Unnamed: 0,sepal length (cm),sepal width (cm),petal length (cm),petal width (cm),species
0,5.1,3.5,1.4,0.2,setosa
1,4.9,3.0,1.4,0.2,setosa
2,4.7,3.2,1.3,0.2,setosa
3,4.6,3.1,1.5,0.2,setosa
4,5.0,3.6,1.4,0.2,setosa



Dataset shape: (150, 4)
Target classes: ['setosa' 'versicolor' 'virginica']


#### Explanation:

*   `load_iris()`: Loads the Iris dataset.
*   `X` and `y`: `X` contains the features (sepal length, sepal width, petal length, petal width), and `y` contains the target (species: setosa, versicolor, virginica).
*   `pd.DataFrame`: We create a Pandas DataFrame to display the data in a more readable format, adding species names for clarity.

Next, we'll split the data into training and testing sets, train a Logistic Regression model, and evaluate its performance.

In [7]:
# 2. Split data into training and testing sets
# We reserve 20% of the data for testing, and use a random_state for reproducibility.
X_train, X_test, y_train, y_test = train_test_split(X, y, test_size=0.2, random_state=42)

print(f"\nTraining data shape: {X_train.shape}, {y_train.shape}")
print(f"Testing data shape: {X_test.shape}, {y_test.shape}")

# 3. Initialize and train a Logistic Regression model
model = LogisticRegression(max_iter=200, solver='liblinear') # Increased max_iter for convergence
model.fit(X_train, y_train)

# 4. Make predictions on the test set
y_pred = model.predict(X_test)

# 5. Evaluate the model
accuracy = accuracy_score(y_test, y_pred)
print(f"\nModel Accuracy on test set: {accuracy:.2f}")

# Let's see a few predictions vs actual values
predictions_df = pd.DataFrame({'Actual': y_test, 'Predicted': y_pred})
predictions_df['Actual Species'] = iris.target_names[y_test]
predictions_df['Predicted Species'] = iris.target_names[y_pred]
display(predictions_df.head())


Training data shape: (120, 4), (120,)
Testing data shape: (30, 4), (30,)

Model Accuracy on test set: 1.00


Unnamed: 0,Actual,Predicted,Actual Species,Predicted Species
0,1,1,versicolor,versicolor
1,0,0,setosa,setosa
2,2,2,virginica,virginica
3,1,1,versicolor,versicolor
4,1,1,versicolor,versicolor


#### Explanation:

*   `train_test_split`: Divides the dataset into two subsets: one for training the model (`X_train`, `y_train`) and one for evaluating its performance (`X_test`, `y_test`). `test_size=0.2` means 20% of the data is used for testing.
*   `LogisticRegression()`: Initializes a logistic regression model.

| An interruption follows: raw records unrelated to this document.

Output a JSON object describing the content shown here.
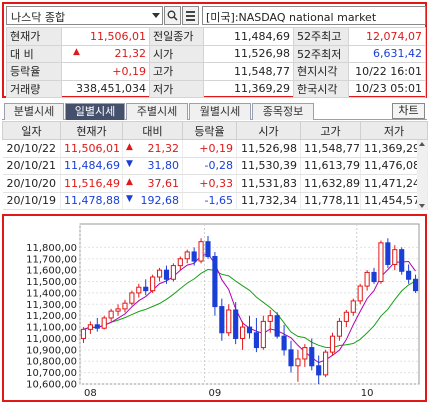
{
  "search": {
    "index_name": "나스닥 종합",
    "market_label": "[미국]:NASDAQ national market"
  },
  "quote": {
    "rows": [
      {
        "l1": "현재가",
        "v1": "11,506,01",
        "l2": "전일종가",
        "v2": "11,484,69",
        "l3": "52주최고",
        "v3": "12,074,07"
      },
      {
        "l1": "대  비",
        "v1": "21,32",
        "l2": "시가",
        "v2": "11,526,98",
        "l3": "52주최저",
        "v3": "6,631,42"
      },
      {
        "l1": "등락율",
        "v1": "+0,19",
        "l2": "고가",
        "v2": "11,548,77",
        "l3": "현지시각",
        "v3": "10/22 16:01"
      },
      {
        "l1": "거래량",
        "v1": "338,451,034",
        "l2": "저가",
        "v2": "11,369,29",
        "l3": "한국시각",
        "v3": "10/23 05:01"
      }
    ]
  },
  "tabs": [
    "분별시세",
    "일별시세",
    "주별시세",
    "월별시세",
    "종목정보"
  ],
  "chart_button": "차트",
  "daily": {
    "headers": [
      "일자",
      "현재가",
      "대비",
      "등락율",
      "시가",
      "고가",
      "저가"
    ],
    "rows": [
      {
        "date": "20/10/22",
        "price": "11,506,01",
        "dir": "up",
        "change": "21,32",
        "rate": "+0,19",
        "open": "11,526,98",
        "high": "11,548,77",
        "low": "11,369,29"
      },
      {
        "date": "20/10/21",
        "price": "11,484,69",
        "dir": "down",
        "change": "31,80",
        "rate": "-0,28",
        "open": "11,530,39",
        "high": "11,613,79",
        "low": "11,476,08"
      },
      {
        "date": "20/10/20",
        "price": "11,516,49",
        "dir": "up",
        "change": "37,61",
        "rate": "+0,33",
        "open": "11,531,83",
        "high": "11,632,89",
        "low": "11,471,24"
      },
      {
        "date": "20/10/19",
        "price": "11,478,88",
        "dir": "down",
        "change": "192,68",
        "rate": "-1,65",
        "open": "11,732,34",
        "high": "11,778,11",
        "low": "11,454,57"
      }
    ]
  },
  "chart_data": {
    "type": "candlestick",
    "ylim": [
      10600,
      11900
    ],
    "yticks": [
      "11,800,00",
      "11,700,00",
      "11,600,00",
      "11,500,00",
      "11,400,00",
      "11,300,00",
      "11,200,00",
      "11,100,00",
      "11,000,00",
      "10,900,00",
      "10,800,00",
      "10,700,00",
      "10,600,00"
    ],
    "ytick_values": [
      11800,
      11700,
      11600,
      11500,
      11400,
      11300,
      11200,
      11100,
      11000,
      10900,
      10800,
      10700,
      10600
    ],
    "xticks": [
      {
        "label": "08",
        "index": 0
      },
      {
        "label": "09",
        "index": 18
      },
      {
        "label": "10",
        "index": 40
      }
    ],
    "colors": {
      "up": "#e01818",
      "down": "#1a3fd6",
      "ma_short": "#b000b0",
      "ma_long": "#18a018"
    },
    "candles": [
      [
        11000,
        11100,
        10960,
        11080
      ],
      [
        11080,
        11150,
        11040,
        11120
      ],
      [
        11120,
        11180,
        11060,
        11090
      ],
      [
        11090,
        11200,
        11080,
        11180
      ],
      [
        11180,
        11260,
        11150,
        11240
      ],
      [
        11240,
        11300,
        11200,
        11260
      ],
      [
        11260,
        11340,
        11230,
        11310
      ],
      [
        11310,
        11420,
        11290,
        11400
      ],
      [
        11400,
        11480,
        11360,
        11450
      ],
      [
        11450,
        11520,
        11380,
        11420
      ],
      [
        11420,
        11560,
        11400,
        11540
      ],
      [
        11540,
        11620,
        11500,
        11600
      ],
      [
        11600,
        11640,
        11480,
        11520
      ],
      [
        11520,
        11660,
        11500,
        11640
      ],
      [
        11640,
        11720,
        11600,
        11700
      ],
      [
        11700,
        11780,
        11660,
        11760
      ],
      [
        11760,
        11800,
        11640,
        11680
      ],
      [
        11680,
        11880,
        11660,
        11850
      ],
      [
        11850,
        11900,
        11700,
        11720
      ],
      [
        11720,
        11760,
        11200,
        11280
      ],
      [
        11280,
        11350,
        10980,
        11050
      ],
      [
        11050,
        11300,
        11020,
        11250
      ],
      [
        11250,
        11320,
        10950,
        11000
      ],
      [
        11000,
        11150,
        10900,
        11100
      ],
      [
        11100,
        11200,
        11000,
        11050
      ],
      [
        11050,
        11180,
        10880,
        10920
      ],
      [
        10920,
        11200,
        10900,
        11150
      ],
      [
        11150,
        11250,
        11050,
        11200
      ],
      [
        11200,
        11230,
        11000,
        11020
      ],
      [
        11020,
        11120,
        10850,
        10900
      ],
      [
        10900,
        10980,
        10700,
        10760
      ],
      [
        10760,
        10900,
        10620,
        10820
      ],
      [
        10820,
        10950,
        10750,
        10920
      ],
      [
        10920,
        11000,
        10720,
        10760
      ],
      [
        10760,
        10850,
        10600,
        10680
      ],
      [
        10680,
        10900,
        10660,
        10880
      ],
      [
        10880,
        11050,
        10850,
        11020
      ],
      [
        11020,
        11180,
        10980,
        11150
      ],
      [
        11150,
        11250,
        11100,
        11230
      ],
      [
        11230,
        11350,
        11200,
        11330
      ],
      [
        11330,
        11480,
        11300,
        11460
      ],
      [
        11460,
        11600,
        11420,
        11580
      ],
      [
        11580,
        11620,
        11480,
        11500
      ],
      [
        11500,
        11860,
        11480,
        11840
      ],
      [
        11840,
        11880,
        11620,
        11650
      ],
      [
        11650,
        11820,
        11600,
        11780
      ],
      [
        11780,
        11800,
        11560,
        11590
      ],
      [
        11590,
        11650,
        11480,
        11520
      ],
      [
        11520,
        11560,
        11400,
        11420
      ]
    ]
  }
}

This is a simple yet effective algorithm for binary and multiclass classification.
*   `model.fit(X_train, y_train)`: Trains the model using the training data. The model learns the relationships between features (`X_train`) and target labels (`y_train`).
*   `model.predict(X_test)`: Uses the trained model to make predictions on the unseen test data.
*   `accuracy_score(y_test, y_pred)`: Calculates the accuracy of the model by comparing the predicted labels (`y_pred`) with the true labels (`y_test`).

This example showcases the fundamental steps in a machine learning workflow using `scikit-learn`: data loading, splitting, model training, prediction, and evaluation.